Gerade für Jugendliche, die häufig noch das tun, was alle anderen auch machen, kann das Netz einen gefährlichen Einfluss haben, zum Beispiel durch gewaltverherrlichende Videos. Wer kennt das nicht: Allen Freunden gefällt ein Bild auf Facebook, also klickt man auch auf den Like-Button. Schließlich will man kein Außenseiter sein.

Das Internet ist Vorbild und gleichzeitig auch Quelle von Aufmerksamkeit. So posten wir nur das, was besonders spannend ist. Das, was Aufmerksamkeit erregt. Das, was die anderen hören wollen. Aber das Netz ist auch unser Spiegel, der uns, wie der bösen Stiefmutter bei Schneewittchen, zeigt, was wir vor allem sein wollen. Wir treten also in die Fußstapfen von anderen. Gehen vorgefertigte Wege und verlieren uns dabei selbst. So werden wir zu der Rolle, die wir spielen, denn wir wollen dazu gehören. Anders sein und trotzdem gleich.

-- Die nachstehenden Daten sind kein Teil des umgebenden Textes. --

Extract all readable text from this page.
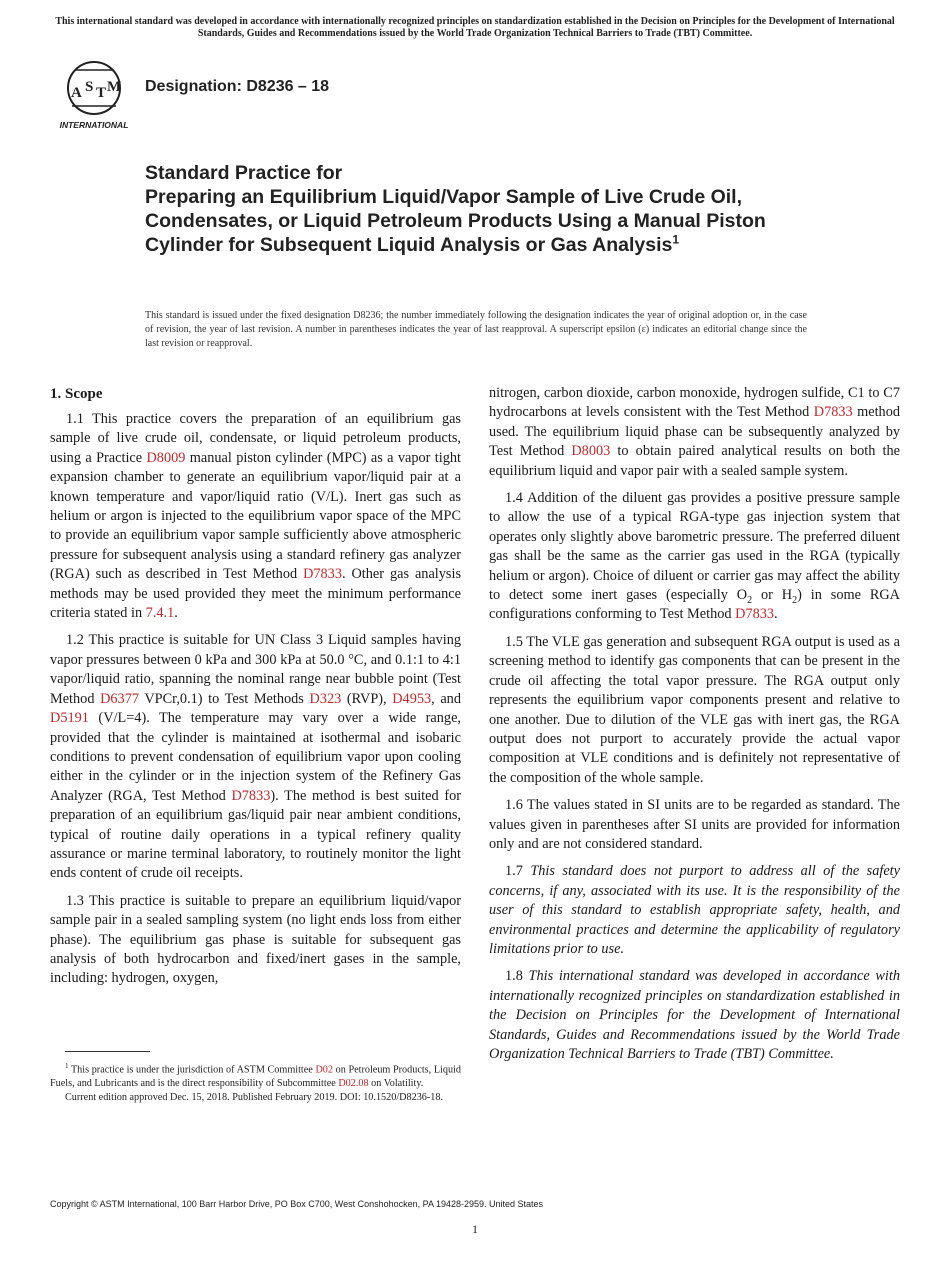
This international standard was developed in accordance with internationally recognized principles on standardization established in the Decision on Principles for the Development of International Standards, Guides and Recommendations issued by the World Trade Organization Technical Barriers to Trade (TBT) Committee.
A S T M
INTERNATIONAL
Designation: D8236 – 18
Standard Practice for
Preparing an Equilibrium Liquid/Vapor Sample of Live Crude Oil, Condensates, or Liquid Petroleum Products Using a Manual Piston Cylinder for Subsequent Liquid Analysis or Gas Analysis$^1$
This standard is issued under the fixed designation D8236; the number immediately following the designation indicates the year of original adoption or, in the case of revision, the year of last revision. A number in parentheses indicates the year of last reapproval. A superscript epsilon (ε) indicates an editorial change since the last revision or reapproval.
1. Scope

1.1 This practice covers the preparation of an equilibrium gas sample of live crude oil, condensate, or liquid petroleum products, using a Practice D8009 manual piston cylinder (MPC) as a vapor tight expansion chamber to generate an equilibrium vapor/liquid pair at a known temperature and vapor/liquid ratio (V/L). Inert gas such as helium or argon is injected to the equilibrium vapor space of the MPC to provide an equilibrium vapor sample sufficiently above atmospheric pressure for subsequent analysis using a standard refinery gas analyzer (RGA) such as described in Test Method D7833. Other gas analysis methods may be used provided they meet the minimum performance criteria stated in 7.4.1.

1.2 This practice is suitable for UN Class 3 Liquid samples having vapor pressures between 0 kPa and 300 kPa at 50.0 °C, and 0.1:1 to 4:1 vapor/liquid ratio, spanning the nominal range near bubble point (Test Method D6377 VPCr,0.1) to Test Methods D323 (RVP), D4953, and D5191 (V/L=4). The temperature may vary over a wide range, provided that the cylinder is maintained at isothermal and isobaric conditions to prevent condensation of equilibrium vapor upon cooling either in the cylinder or in the injection system of the Refinery Gas Analyzer (RGA, Test Method D7833). The method is best suited for preparation of an equilibrium gas/liquid pair near ambient conditions, typical of routine daily operations in a typical refinery quality assurance or marine terminal laboratory, to routinely monitor the light ends content of crude oil receipts.

1.3 This practice is suitable to prepare an equilibrium liquid/vapor sample pair in a sealed sampling system (no light ends loss from either phase). The equilibrium gas phase is suitable for subsequent gas analysis of both hydrocarbon and fixed/inert gases in the sample, including: hydrogen, oxygen,

nitrogen, carbon dioxide, carbon monoxide, hydrogen sulfide, C1 to C7 hydrocarbons at levels consistent with the Test Method D7833 method used. The equilibrium liquid phase can be subsequently analyzed by Test Method D8003 to obtain paired analytical results on both the equilibrium liquid and vapor pair with a sealed sample system.

1.4 Addition of the diluent gas provides a positive pressure sample to allow the use of a typical RGA-type gas injection system that operates only slightly above barometric pressure. The preferred diluent gas shall be the same as the carrier gas used in the RGA (typically helium or argon). Choice of diluent or carrier gas may affect the ability to detect some inert gases (especially $O_2$ or $H_2$) in some RGA configurations conforming to Test Method D7833.

1.5 The VLE gas generation and subsequent RGA output is used as a screening method to identify gas components that can be present in the crude oil affecting the total vapor pressure. The RGA output only represents the equilibrium vapor components present and relative to one another. Due to dilution of the VLE gas with inert gas, the RGA output does not purport to accurately provide the actual vapor composition at VLE conditions and is definitely not representative of the composition of the whole sample.

1.6 The values stated in SI units are to be regarded as standard. The values given in parentheses after SI units are provided for information only and are not considered standard.

1.7 This standard does not purport to address all of the safety concerns, if any, associated with its use. It is the responsibility of the user of this standard to establish appropriate safety, health, and environmental practices and determine the applicability of regulatory limitations prior to use.

1.8 This international standard was developed in accordance with internationally recognized principles on standardization established in the Decision on Principles for the Development of International Standards, Guides and Recommendations issued by the World Trade Organization Technical Barriers to Trade (TBT) Committee.

$^1$ This practice is under the jurisdiction of ASTM Committee D02 on Petroleum Products, Liquid Fuels, and Lubricants and is the direct responsibility of Subcommittee D02.08 on Volatility.

Current edition approved Dec. 15, 2018. Published February 2019. DOI: 10.1520/D8236-18.

Copyright © ASTM International, 100 Barr Harbor Drive, PO Box C700, West Conshohocken, PA 19428-2959. United States
1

Durch dieses Streben nach Aufmerksamkeit und Beliebtheit wird "mittel" zu "nicht gut genug" und der Drang, etwas Besonderes sein zu wollen, zum Lebensmittelpunkt. Um mithalten zu können, erfinden manche sogar außergewöhnliche Geschichten oder sogar ein ganz neues Leben. So steigern sie sich immer weiter in ihre neue Rolle hinein. Und zwar so lange, bis ihnen ihre Rolle zur Last wird und sie sich zurückziehen müssen – und das nicht nur in der virtuellen Welt.

Wenn ich über so etwas nachdenke, kann ich nicht anders, als mich zu fragen, wie es sein kann, dass in einer so fortgeschrittenen Gesellschaft wie der unseren Likes als Parameter für Beliebtheit und Selbstachtung dienen. Und das obwohl wir die Menschen, die sie machen, häufig nicht mal kennen. Wahrscheinlich interessiert diese nicht einmal, wer wir wirklich sind.